A radio that has things like frequency hopping, packets and security is what you need when there are a lot of devices sharing the same radio space, without causing gaps in conversations, or trunks of cars to open at random intervals. Common devices can share less radio space, and we can reclaim the frequencies allocated to other uses. Another benefit of this technology is that wlan radios adjust their power levels to only send at the minimum power required to communicate. Those who worry, rightly or wrongly about long term exposure to radio waves, can take comfort that smart radios will use less power, and the total amount of radio transmissions will be reduced by all devices being able to share a single base station.

Today, the hardware for a wlan interface costs on the order of 20$. This is a lot for some forms of consumer electronics (think DVD remote control), but standardization will also drive down costs, since the market for them will be vast, and no-one will have to develop company specific radio hardware, and all devices will be able to listen and talk to eachother.
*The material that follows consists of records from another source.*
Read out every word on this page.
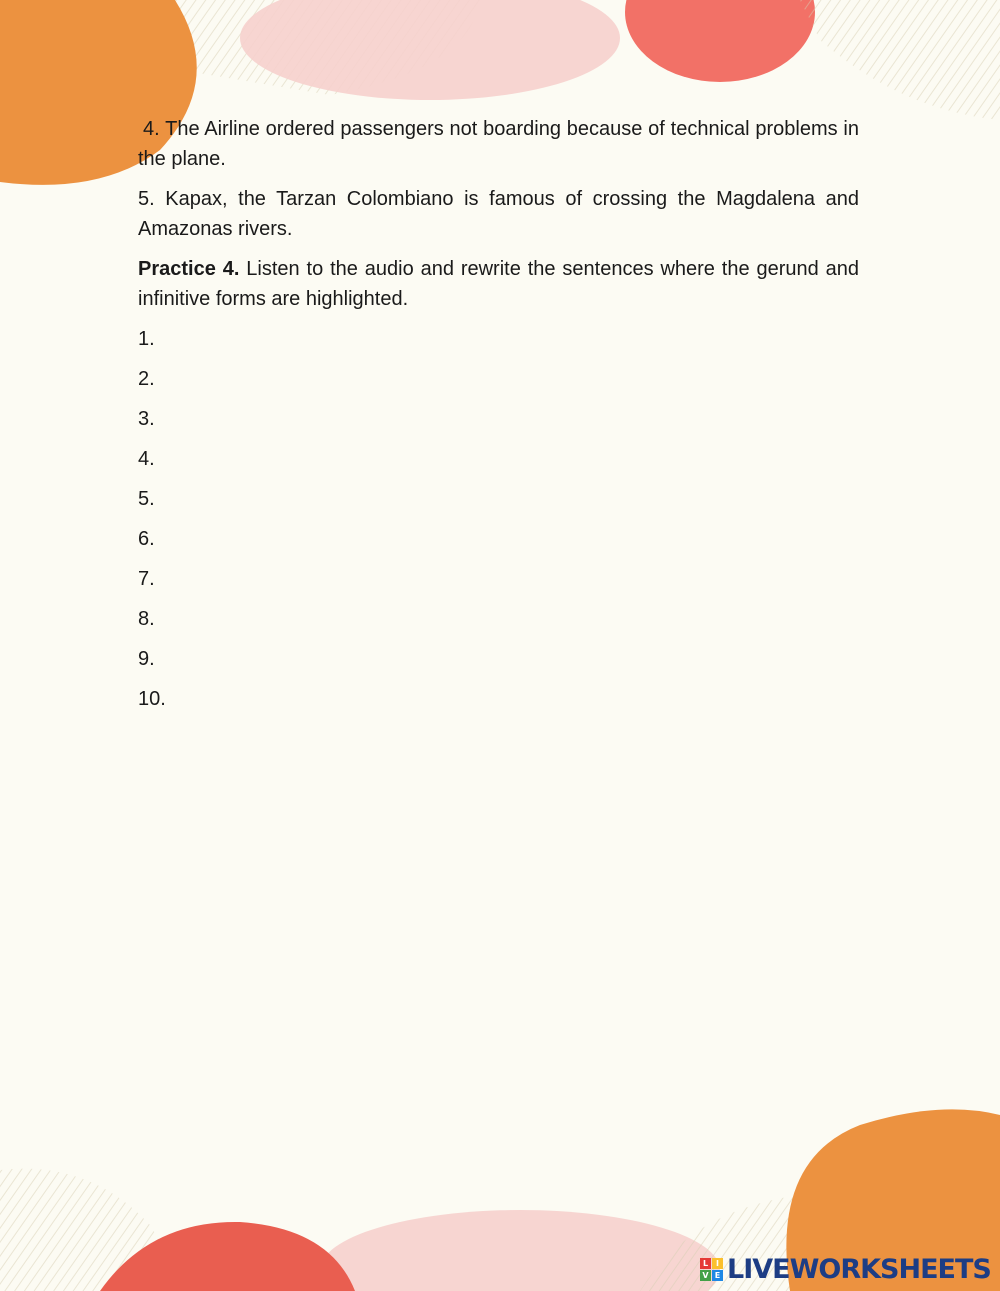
4. The Airline ordered passengers not boarding because of technical problems in the plane.

5. Kapax, the Tarzan Colombiano is famous of crossing the Magdalena and Amazonas rivers.

Practice 4. Listen to the audio and rewrite the sentences where the gerund and infinitive forms are highlighted.

1.
2.
3.
4.
5.
6.
7.
8.
9.
10.
L I
V E LIVEWORKSHEETS
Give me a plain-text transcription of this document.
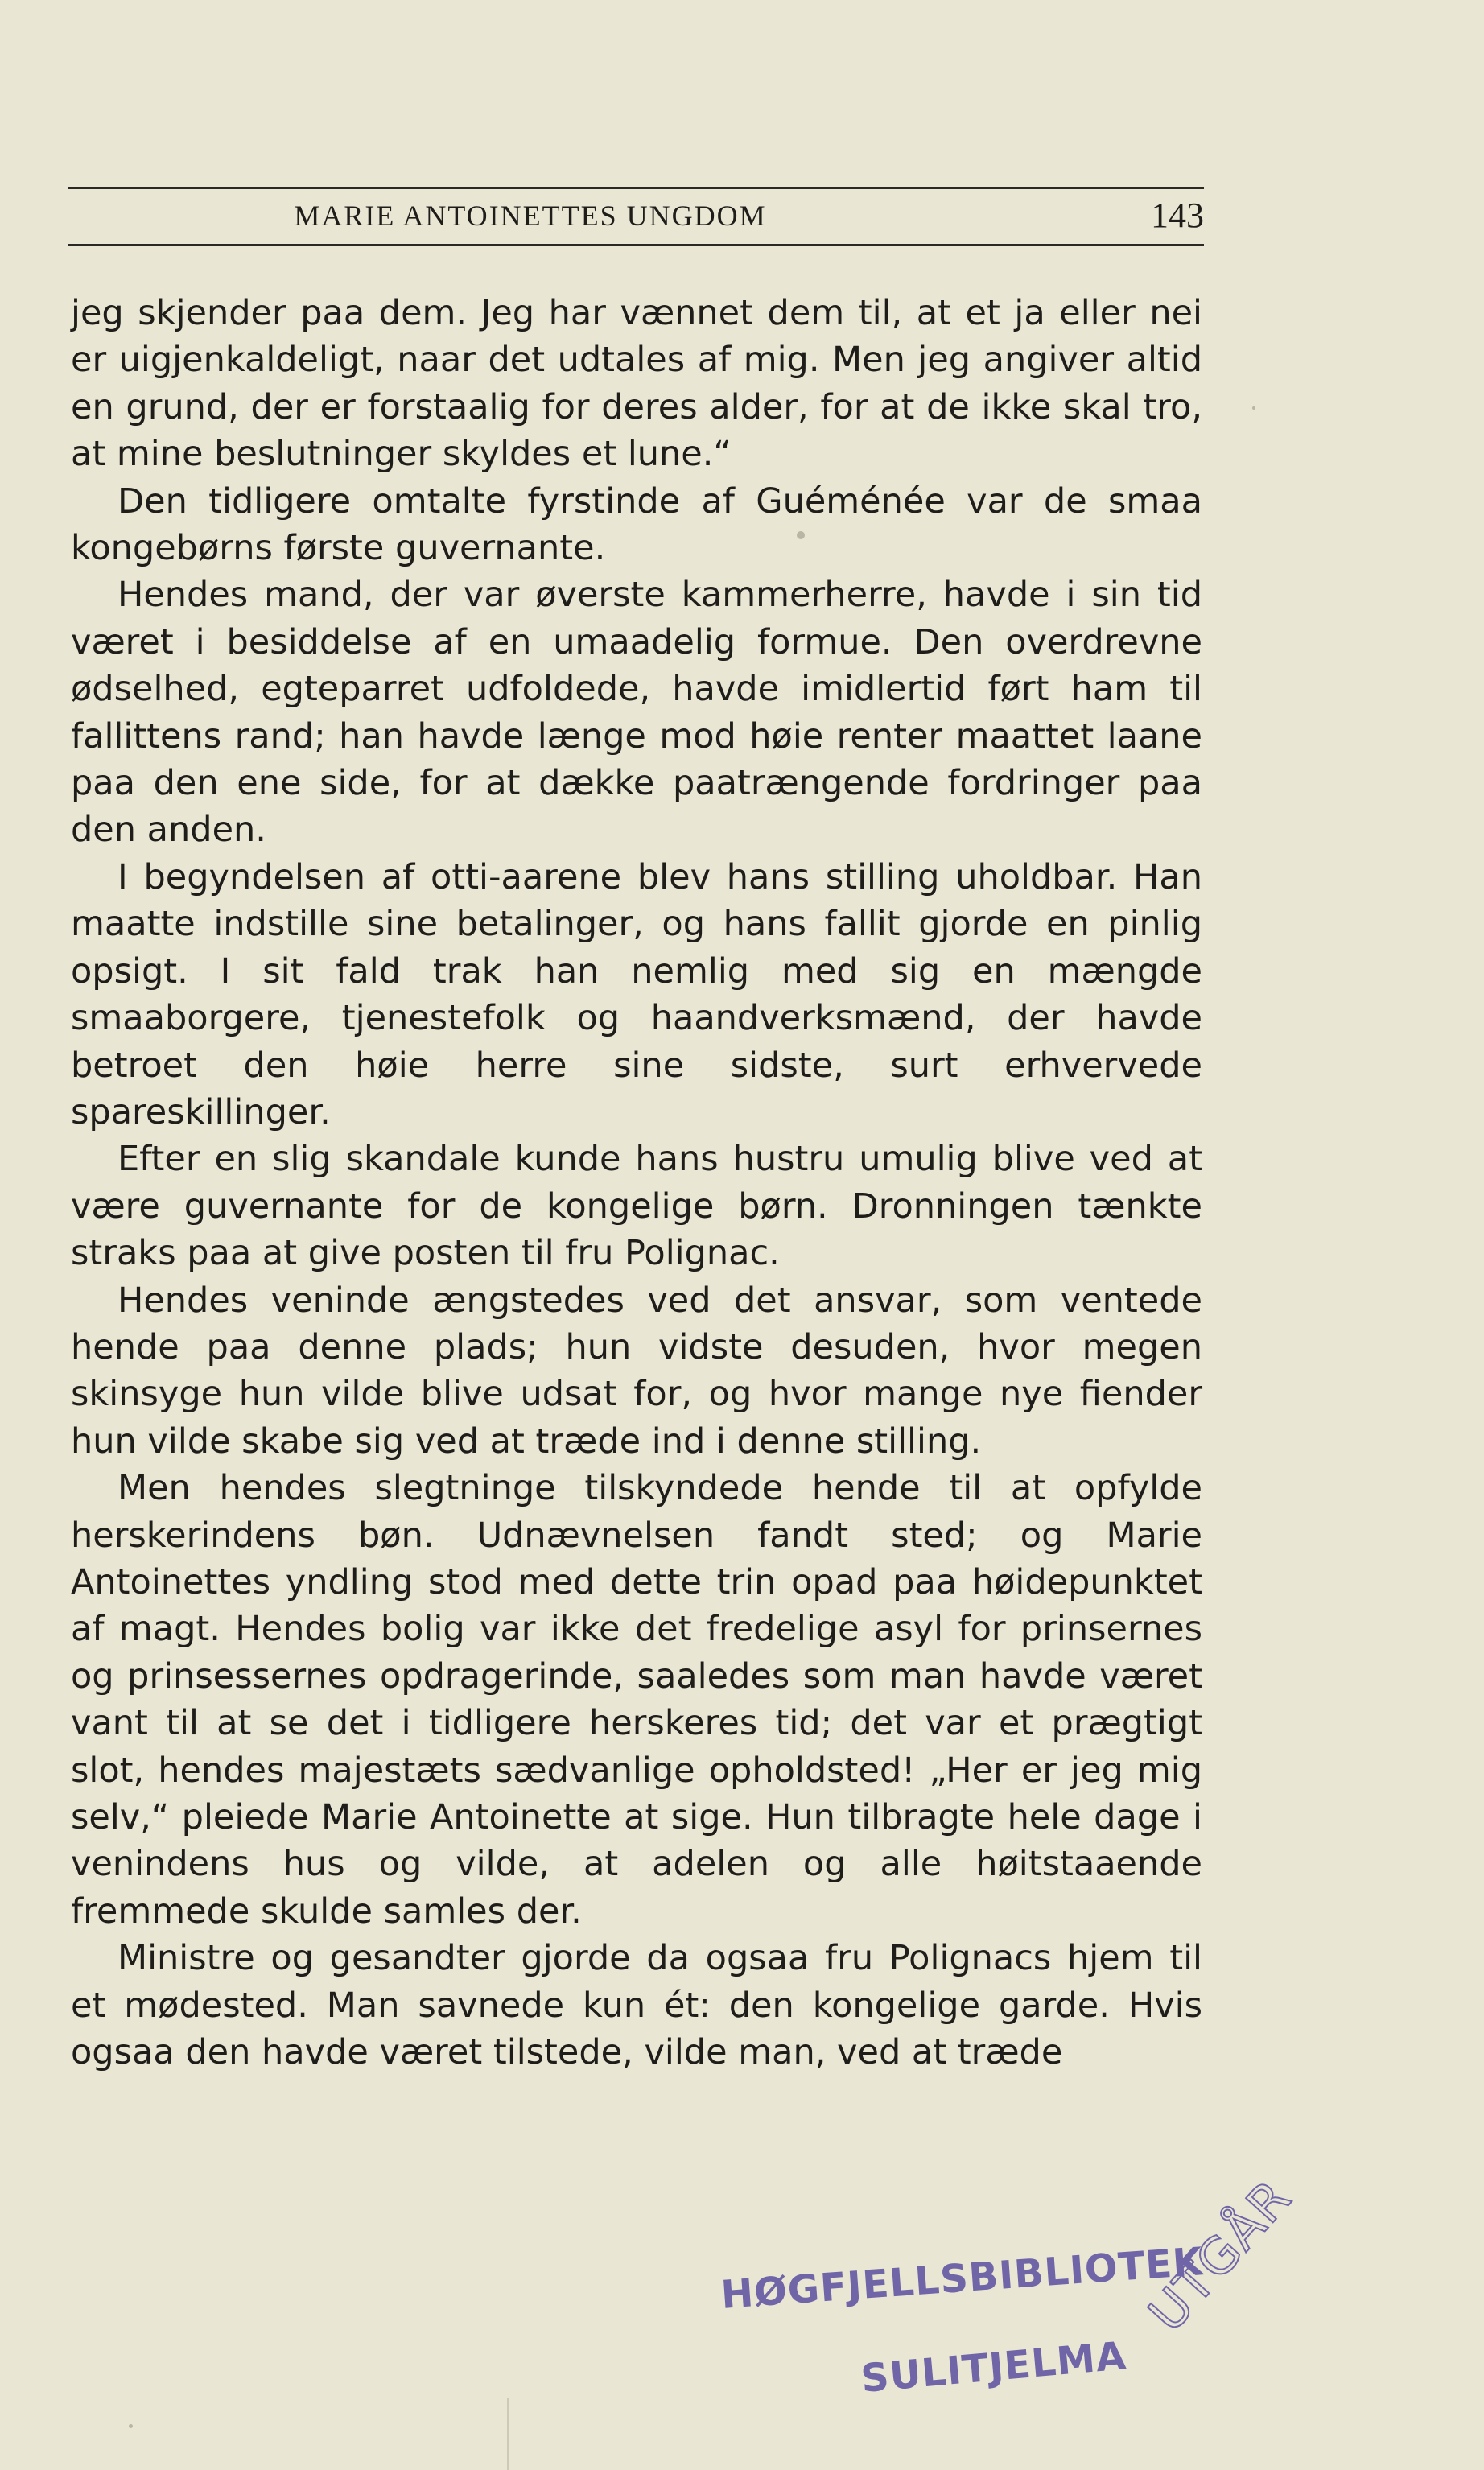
MARIE ANTOINETTES UNGDOM	143

jeg skjender paa dem. Jeg har vænnet dem til, at et ja eller nei er uigjenkaldeligt, naar det udtales af mig. Men jeg angiver altid en grund, der er forstaalig for deres alder, for at de ikke skal tro, at mine beslutninger skyldes et lune.“

Den tidligere omtalte fyrstinde af Guéménée var de smaa kongebørns første guvernante.

Hendes mand, der var øverste kammerherre, havde i sin tid været i besiddelse af en umaadelig formue. Den overdrevne ødselhed, egteparret udfoldede, havde imidlertid ført ham til fallittens rand; han havde længe mod høie renter maattet laane paa den ene side, for at dække paatrængende fordringer paa den anden.

I begyndelsen af otti-aarene blev hans stilling uholdbar. Han maatte indstille sine betalinger, og hans fallit gjorde en pinlig opsigt. I sit fald trak han nemlig med sig en mængde smaaborgere, tjenestefolk og haandverksmænd, der havde betroet den høie herre sine sidste, surt erhvervede spareskillinger.

Efter en slig skandale kunde hans hustru umulig blive ved at være guvernante for de kongelige børn. Dronningen tænkte straks paa at give posten til fru Polignac.

Hendes veninde ængstedes ved det ansvar, som ventede hende paa denne plads; hun vidste desuden, hvor megen skinsyge hun vilde blive udsat for, og hvor mange nye fiender hun vilde skabe sig ved at træde ind i denne stilling.

Men hendes slegtninge tilskyndede hende til at opfylde herskerindens bøn. Udnævnelsen fandt sted; og Marie Antoinettes yndling stod med dette trin opad paa høidepunktet af magt. Hendes bolig var ikke det fredelige asyl for prinsernes og prinsessernes opdragerinde, saaledes som man havde været vant til at se det i tidligere herskeres tid; det var et prægtigt slot, hendes majestæts sædvanlige opholdsted! „Her er jeg mig selv,“ pleiede Marie Antoinette at sige. Hun tilbragte hele dage i venindens hus og vilde, at adelen og alle høitstaaende fremmede skulde samles der.

Ministre og gesandter gjorde da ogsaa fru Polignacs hjem til et mødested. Man savnede kun ét: den kongelige garde. Hvis ogsaa den havde været tilstede, vilde man, ved at træde

HØGFJELLSBIBLIOTEK
SULITJELMA
UTGÅR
So it won't cost much, it will allow us to use radio frequencies for other purposes, but what is the win for the consumer? Well, using the same system as computers means you have a gateway to computers. Anything you can send over this short range radio, can be sent to a common base station, and then sent anywhere over the internet.

OK... instead of a cordless phone with a base station for that brand of phone, all the cordless phones ( like this one... ) will work with any wireless base station. They use Voice over Internet Protocols, and soft PBX's (like this one: implemented on computers to give any home a complete industrial strength phone system. No such thing as a busy tone. Someone phones your home to talk to your teenager. Your spouse is conversing with his/her mother and you can still receive calls at the same time. There would be a few tests to pass before the phone actually rings in the house. Phone numbers of people you know would be let directly through, others would have to answer some questions first. Gone are the days of heat pump salesmen interrupting your dinner. Cell phones are basically history. People will have bandwidth available everywhere, and calls will be free.

If the car and the house speak to each other, you tell your home entertainment system to send the new disney movie to the car, so that the kids can watch it on the way to grandma's, don't have to carry anything. You can use the tv remote to start the car so it is warm when you get there, and find out if you need to get gas, and if the tire pressure is low.

It is hard to come up with good examples of how this will change everything, but it will do it, in some way that we cannot forsee right now. It would be a multi-billion dollar win for society, but it needs a network effect to get started.

This is all easy stuff to do at a technical level. It isn't hard, it just needs people who are in different industries to talk to each other. If you take existing wireless lan technologies, layer web servers on top of it, and XML for communications, then all of these things are just a matter of agreeing on things. proposing a law or a regulatory requirement might give just the push we need.